As detailed here, CGPP's SM Net was created in 2003 to work in the northern state of Uttar Pradesh (UP). The primary effort of the SM Net is carried out by a 3-level network of community mobilisers (community level, block level, and district level) who carry out activities such as ensuring that all children in their allocated households are given all childhood vaccines, in addition to oral polio vaccine (OPV). They do this by carrying out home visits to track all eligible children and explain the importance of RI to the mothers. Just a day before the RI session, the mobiliser distributes RI invitation slips to the mothers of eligible children. He or she also explains the importance of a Government RI Card that is completed by the auxiliary nurse midwife (ANM) after each immunisation is given. He or she gives a specially designed Congratulatory Card to all families with newborns; this card has key health messages in an illustrative format. Apart from this, RI Camps are held in high-risk areas, where it is the mobiliser's responsibility to ensure that all missed children are given the appropriate vaccine. The interpersonal communication (IPC) meeting with mothers and caregivers - especially with those who express resistance to polio vaccination - is a major community mobilisation coordinator (CMC) activity during the interval between mass vaccination campaigns for polio eradication. The CMC is equipped with various information, education, and communication (IEC) materials, including small games, behavioral charts, flip books, flash cards, storytelling, etc., that she uses both at IPC meetings and mothers' meetings.

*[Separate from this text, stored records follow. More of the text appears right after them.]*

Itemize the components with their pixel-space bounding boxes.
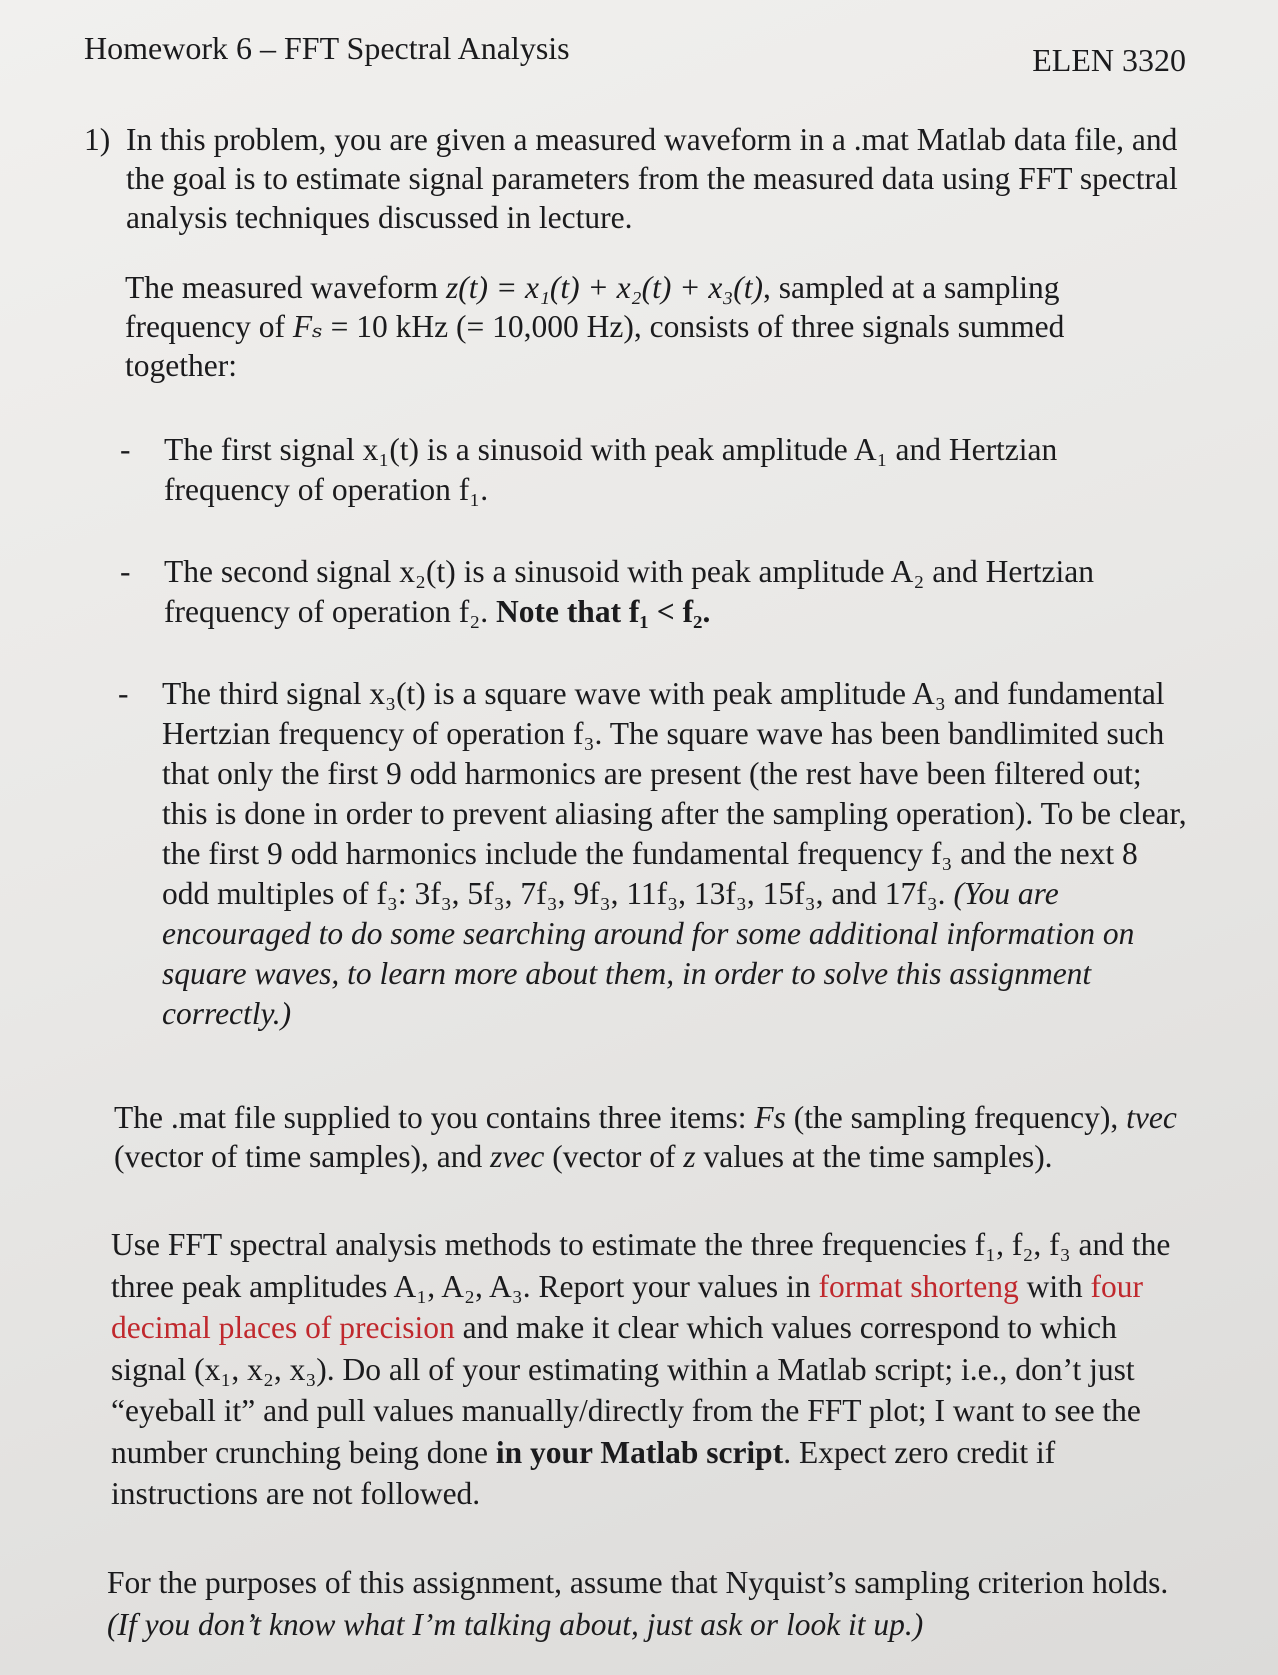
- waveform-text-3: = 10 kHz (= 10,000 Hz), consists of three signals summed together:: [125, 309, 1065, 383]
- bullet-signal-2-note: Note that f₁ < f₂.: [495, 594, 711, 629]
- bullet-dash: -: [120, 554, 131, 589]
- matlab-script-emphasis: in your Matlab script: [495, 1434, 784, 1470]
- nyquist-text: For the purposes of this assignment, assume that Nyquist’s sampling criterion holds.: [107, 1565, 1169, 1600]
- bullet-signal-2: [120, 552, 1154, 632]
- nyquist-paragraph: [107, 1562, 1197, 1646]
- bullet-signal-3-italic-note: (You are encouraged to do some searching around for some additional information on square waves, to learn more about them, in order to solve this assignment correctly.): [162, 876, 1135, 1031]
- problem-intro: [84, 112, 1194, 237]
- problem-number: 1): [84, 122, 111, 157]
- matfile-tvec: tvec: [1126, 1100, 1177, 1135]
- nyquist-italic-note: (If you don’t know what I’m talking about, just ask or look it up.): [107, 1607, 924, 1642]
- document-header: [84, 30, 1186, 79]
- bullet-signal-2-text: The second signal x₂(t) is a sinusoid with peak amplitude A₂ and Hertzian frequency of operation f₂.: [164, 554, 1095, 629]
- waveform-text-2: , sampled at a sampling frequency of: [125, 270, 1060, 344]
- matfile-text-3: (vector of time samples), and: [114, 1139, 491, 1174]
- matfile-fs: Fs: [754, 1100, 786, 1135]
- matfile-paragraph: [114, 1098, 1194, 1176]
- problem-intro-text: In this problem, you are given a measured waveform in a .mat Matlab data file, and the goal is to estimate signal parameters from the measured data using FFT spectral analysis techniques discussed in lecture.: [126, 122, 1178, 235]
- matfile-text-4: (vector of: [544, 1139, 684, 1174]
- homework-title: Homework 6 – FFT Spectral Analysis: [84, 30, 570, 66]
- sampling-frequency-symbol: Fₛ: [292, 309, 323, 344]
- instructions-text-2: with: [1018, 1268, 1091, 1304]
- matfile-z: z: [683, 1139, 696, 1174]
- bullet-signal-1-text: The first signal x₁(t) is a sinusoid with peak amplitude A₁ and Hertzian frequency of operation f₁.: [164, 432, 1058, 507]
- waveform-equation: z(t) = x₁(t) + x₂(t) + x₃(t): [445, 270, 763, 305]
- bullet-signal-3-text: The third signal x₃(t) is a square wave with peak amplitude A₃ and fundamental Hertzian frequency of operation f₃. The square wave has been bandlimited such that only the first 9 odd harmonics are present (the rest have been filtered out; this is done in order to prevent aliasing after the sampling operation). To be clear, the first 9 odd harmonics include the fundamental frequency f₃ and the next 8 odd multiples of f₃: 3f₃, 5f₃, 7f₃, 9f₃, 11f₃, 13f₃, 15f₃, and 17f₃.: [162, 676, 1187, 911]
- bullet-signal-3: [118, 674, 1192, 1034]
- course-code: ELEN 3320: [1032, 42, 1186, 78]
- matfile-zvec: zvec: [490, 1139, 545, 1174]
- instructions-text-1: Use FFT spectral analysis methods to estimate the three frequencies f₁, f₂, f₃ and the three peak amplitudes A₁, A₂, A₃. Report your values in: [111, 1227, 1171, 1304]
- waveform-paragraph: [125, 268, 1125, 385]
- format-shorteng-highlight: format shorteng: [818, 1268, 1019, 1304]
- instructions-text-4: . Expect zero credit if instructions are not followed.: [111, 1434, 1056, 1511]
- bullet-dash: -: [120, 432, 131, 467]
- waveform-text-1: The measured waveform: [125, 270, 446, 305]
- instructions-text-3: and make it clear which values correspond to which signal (x₁, x₂, x₃). Do all of your estimating within a Matlab script; i.e., don’t just “eyeball it” and pull values manually/directly from the FFT plot; I want to see the number crunching being done: [111, 1310, 1141, 1470]
- bullet-dash: -: [118, 676, 129, 711]
- matfile-text-2: (the sampling frequency),: [785, 1100, 1127, 1135]
- matfile-text-1: The .mat file supplied to you contains three items:: [114, 1100, 755, 1135]
- precision-highlight: four decimal places of precision: [111, 1268, 1144, 1345]
- instructions-paragraph: [111, 1224, 1196, 1515]
- bullet-signal-1: [120, 430, 1124, 510]
- matfile-text-5: values at the time samples).: [695, 1139, 1053, 1174]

The authors of this study conducted secondary data analysis of the latest project household immunisation survey in 2011 and compared these findings to reports of past surveys in the CGPP programme area and at the Uttar Pradesh state level (as measured by children's receipt of diphtheria, pertussis (whooping cough) and tetanus (DPT) vaccinations). This was conducted to judge if there is any evidence that RI services are being disrupted. They also modelled characteristics of survey respondents and respondents' exposure to CGPP communication activities against their children's receipt of key vaccinations in order to identify determinants of RI coverage.

One finding was that DPT1, a measure of access to immunisation, was affected by exposure of caretakers to IEC materials that promoted RI, and that were provided by CMCs at the same time the CMCs were promoting participation in mass polio vaccination campaigns. Specifically, exposure to flash cards promoting RI during mothers' meetings or home visits by CMCs predicts an increase in DPT1 coverage of about 4%. These mothers' meetings and home visits were a key strategy to encourage caretakers to have their children vaccinated with polio during an upcoming mass campaign. However, while these IEC activities were helpful in increasing access to RI, "IEC activities do not appear sufficient to achieve high levels of routine immunization coverage. Longer term relationships, between caretakers and local health workers who are supportive of childhood immunizations, appear more important and may reflect issues of trust in the health system. Strategies for promotion of immunization in this setting need to be tailored to the religious and education background of caretakers."

In short, results show that immunisation coverage "has improved considerably over time at the state level and in CGPP areas. This occurred during a period of intense polio eradication efforts as evidenced with the interruption of polio transmission by the end of 2011. In addition, immunization coverage appears higher in CGPP program areas compared to state averages, even though these areas have a level of intensity of polio eradication efforts greater than in the rest of the state."